Financial crimes operate on a plane where legal systems and financial systems intersect with business organisations. Due to this reality, some professions are more vulnerable to money laundering by the sheer virtue of their area of specialisation.
Both accountants and lawyers are at heightened risk of AML/CTF violations. Clients, especially offshore entities of questionable provenance, can misuse innocuous services like conveyancing, and client accounts for money laundering.
A recent report in the UK from the Treasury Department highlights this angle of deficiencies existing within the current AML/CTF regulations. The report established that at least 12% of professionals supervised by AML authorities were at risk of non-compliance.
A Brief Overview of the Treasury Report
The UK Treasury report focuses on the activities and performance of AML/CTF supervisors tasked with monitoring firms most at risk of financial crimes. This includes supervisors from statutory bodies like the Financial Conduct Authority (FCA), the Gambling Commission, Revenue and Customs (HMRC), as well as Professional Body Supervisors (PBSs).

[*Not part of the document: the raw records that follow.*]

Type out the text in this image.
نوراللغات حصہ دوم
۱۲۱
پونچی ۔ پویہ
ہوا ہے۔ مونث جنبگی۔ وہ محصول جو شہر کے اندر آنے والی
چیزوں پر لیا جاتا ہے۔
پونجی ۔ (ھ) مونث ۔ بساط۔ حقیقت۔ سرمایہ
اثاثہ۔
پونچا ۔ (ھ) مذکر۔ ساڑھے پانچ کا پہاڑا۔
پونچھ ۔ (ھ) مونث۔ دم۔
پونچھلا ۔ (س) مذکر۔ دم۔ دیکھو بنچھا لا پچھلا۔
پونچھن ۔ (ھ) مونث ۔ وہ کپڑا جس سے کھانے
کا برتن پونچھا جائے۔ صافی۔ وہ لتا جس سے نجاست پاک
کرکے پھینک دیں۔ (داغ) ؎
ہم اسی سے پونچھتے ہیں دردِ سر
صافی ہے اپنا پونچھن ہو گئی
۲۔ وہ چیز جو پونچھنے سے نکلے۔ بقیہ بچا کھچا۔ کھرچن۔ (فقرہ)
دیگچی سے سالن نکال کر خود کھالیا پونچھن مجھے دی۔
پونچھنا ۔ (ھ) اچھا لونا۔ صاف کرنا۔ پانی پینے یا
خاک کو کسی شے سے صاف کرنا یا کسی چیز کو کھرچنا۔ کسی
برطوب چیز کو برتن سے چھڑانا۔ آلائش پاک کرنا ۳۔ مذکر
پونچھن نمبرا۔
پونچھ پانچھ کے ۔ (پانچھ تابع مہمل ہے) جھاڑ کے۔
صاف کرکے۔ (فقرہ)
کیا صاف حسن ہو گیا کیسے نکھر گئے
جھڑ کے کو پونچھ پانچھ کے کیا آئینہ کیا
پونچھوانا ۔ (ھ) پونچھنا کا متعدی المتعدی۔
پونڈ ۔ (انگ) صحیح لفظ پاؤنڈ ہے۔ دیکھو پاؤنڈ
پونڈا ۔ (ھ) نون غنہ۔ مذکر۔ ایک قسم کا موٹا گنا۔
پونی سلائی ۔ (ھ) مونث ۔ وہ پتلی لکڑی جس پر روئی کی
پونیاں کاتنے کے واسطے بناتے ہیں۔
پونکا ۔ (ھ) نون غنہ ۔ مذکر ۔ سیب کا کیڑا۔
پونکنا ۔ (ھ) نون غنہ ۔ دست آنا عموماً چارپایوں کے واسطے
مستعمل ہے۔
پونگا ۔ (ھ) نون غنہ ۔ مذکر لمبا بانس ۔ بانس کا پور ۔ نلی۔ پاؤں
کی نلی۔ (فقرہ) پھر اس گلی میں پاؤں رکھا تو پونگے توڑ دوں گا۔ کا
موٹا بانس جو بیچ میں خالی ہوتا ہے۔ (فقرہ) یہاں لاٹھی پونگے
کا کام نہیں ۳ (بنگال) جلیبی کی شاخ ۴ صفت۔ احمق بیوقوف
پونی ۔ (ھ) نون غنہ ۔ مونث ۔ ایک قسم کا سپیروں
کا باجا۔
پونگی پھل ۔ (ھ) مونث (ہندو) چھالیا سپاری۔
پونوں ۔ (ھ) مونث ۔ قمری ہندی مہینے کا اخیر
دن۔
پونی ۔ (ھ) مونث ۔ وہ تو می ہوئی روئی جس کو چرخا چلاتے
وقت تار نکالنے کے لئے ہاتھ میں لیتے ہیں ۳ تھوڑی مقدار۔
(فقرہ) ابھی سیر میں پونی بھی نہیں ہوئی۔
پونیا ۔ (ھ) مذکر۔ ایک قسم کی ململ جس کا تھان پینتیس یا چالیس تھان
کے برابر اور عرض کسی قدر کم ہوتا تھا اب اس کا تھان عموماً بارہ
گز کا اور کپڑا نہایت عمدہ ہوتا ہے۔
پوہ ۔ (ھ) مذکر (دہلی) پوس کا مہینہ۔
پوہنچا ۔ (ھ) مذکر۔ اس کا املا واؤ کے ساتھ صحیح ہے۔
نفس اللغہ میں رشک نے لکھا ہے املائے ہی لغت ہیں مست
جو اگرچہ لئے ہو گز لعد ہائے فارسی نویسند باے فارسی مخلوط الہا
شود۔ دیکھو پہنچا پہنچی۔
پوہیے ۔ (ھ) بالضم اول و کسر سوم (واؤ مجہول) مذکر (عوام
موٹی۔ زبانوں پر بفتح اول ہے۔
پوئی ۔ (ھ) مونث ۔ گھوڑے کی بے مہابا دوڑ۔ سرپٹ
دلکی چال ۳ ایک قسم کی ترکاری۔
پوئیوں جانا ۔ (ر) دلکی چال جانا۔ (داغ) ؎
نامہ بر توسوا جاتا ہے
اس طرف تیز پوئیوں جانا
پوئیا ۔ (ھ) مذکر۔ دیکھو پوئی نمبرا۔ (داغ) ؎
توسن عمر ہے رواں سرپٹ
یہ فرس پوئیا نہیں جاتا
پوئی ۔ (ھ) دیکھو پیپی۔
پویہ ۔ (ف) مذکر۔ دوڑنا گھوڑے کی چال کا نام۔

The PBSs are drawn from over 22 associations revolving around accounting, legal, and notarial services. Of these, nine legal sector bodies oversee and supervise a total cohort of 8,737 entities, comprised of roughly 60% firms and 40% sole practitioners.
Based on the figures from 2019-2020, the Treasury Report classifies 12% of all supervised entities as “high risk.” Keep in mind that this includes firms supervised by statutory bodies like the Gambling Commission, which operates in an area that is inherently considered “high risk” for money laundering.
When we focus solely on the numbers from professional bodies, the “high risk” firms account for 6.5% of the total supervised population – around 565 legal practitioners across the UK. Another 23% were categorized as “medium risk,” adding a more sizable figure of 2009 to the number of legal professionals/firms potentially vulnerable to financial crime syndicates.
The supervisors subjected roughly 524 legal service entities to desk-based reviews and a further 436 to on-site visits. Approximately 160 of these entities were found to be non-compliant – around 16% of all entities actively scrutinized by the supervisors.
Wider Implications of the Results for ALM/CTF in the UK
There is little doubt that the UK has one of the most robust regulatory systems in place to combat financial crimes and money laundering. This has been categorically stated by the Financial Action Task Force (FATF) in its 2018 mutual evaluation report of the UK AML/CTF regime.
And they have been constantly improving and updating those systems, under advice from the FATF. In 2019, the British Government launched an ambitious Economic Crime Plan in close partnership with the private sector.
A 2021 review of the Plan indicated that out of the 52 originally planned actions, they had managed to deliver on 20. But the numbers from the Treasure Report from the same timeframe indicated that there were plenty of vulnerabilities in the system, especially revolving around the adoption of a risk-based approach to AML/CTF as opposed to a traditional checklist approach.
How a Risk-based Approach is Making a Meaningful Difference
Strategic Priority No:5 of the Economic Crime Plan revolved around the concept of risk management and risk-based supervision. Several measures were adopted to improve the utilization of a risk-based approach to AML supervision by the government bodies.
With a focus on increased intelligence sharing, AML supervisors have adopted this approach in monitoring large populations with relatively modest manpower resources. They have been supported in this endeavor by agencies like the Office for Professional Body Anti-Money Laundering (OPBAS).
To supervise the 42,300 obliged entities, the professional body supervisors have a combined staff of 108 – 67 in accounting and 41 in legal. A targeted approach is essential to have any measurable impact on AML/CTF compliance reporting here.
Not surprisingly, the statutory supervisors had the best understanding of risks in their target cohorts. Next best on the list was the Solicitors Regulation Authority – the lawyer’s body overseeing around 90% of the legal professionals in the country.
Implications for Legal Professionals
Among the legal and accounting service entities found in breach of AML regulations, the supervisors identified the following key factors:
- Lack of adequate documented procedures and policies
- Lack of customer due diligence/enhanced due diligence, especially related to Politically Exposed Persons (PEPs)
- Lack of minimum required AML training for staff
- Lack of adequate risk assessment, both firm-wide and client-focused
The fourth point is of considerable significance. Apart from costly fines for non-compliance, firms can end up in considerable legal jeopardy if they get involved in money laundering schemes of high-risk clients. Early detection and avoidance are crucial here.
A proactive, risk-based approach can deliver positive results not just for AML supervisors, but also for the firms they are monitoring. In the UK, solicitors and legal professionals can rely on official resources like the National Risk Assessment and the SRA Risk Outlook to make more informed decisions in their practice.
The same also holds for legal professionals and firms in other countries that follow FATF guidelines. Look at the latest measures and updates from national regulators and implement the same in your practice. AML/CTF regulations are getting stringent with each passing year – professionals in “high risk” fields must adapt to the changing compliance landscape.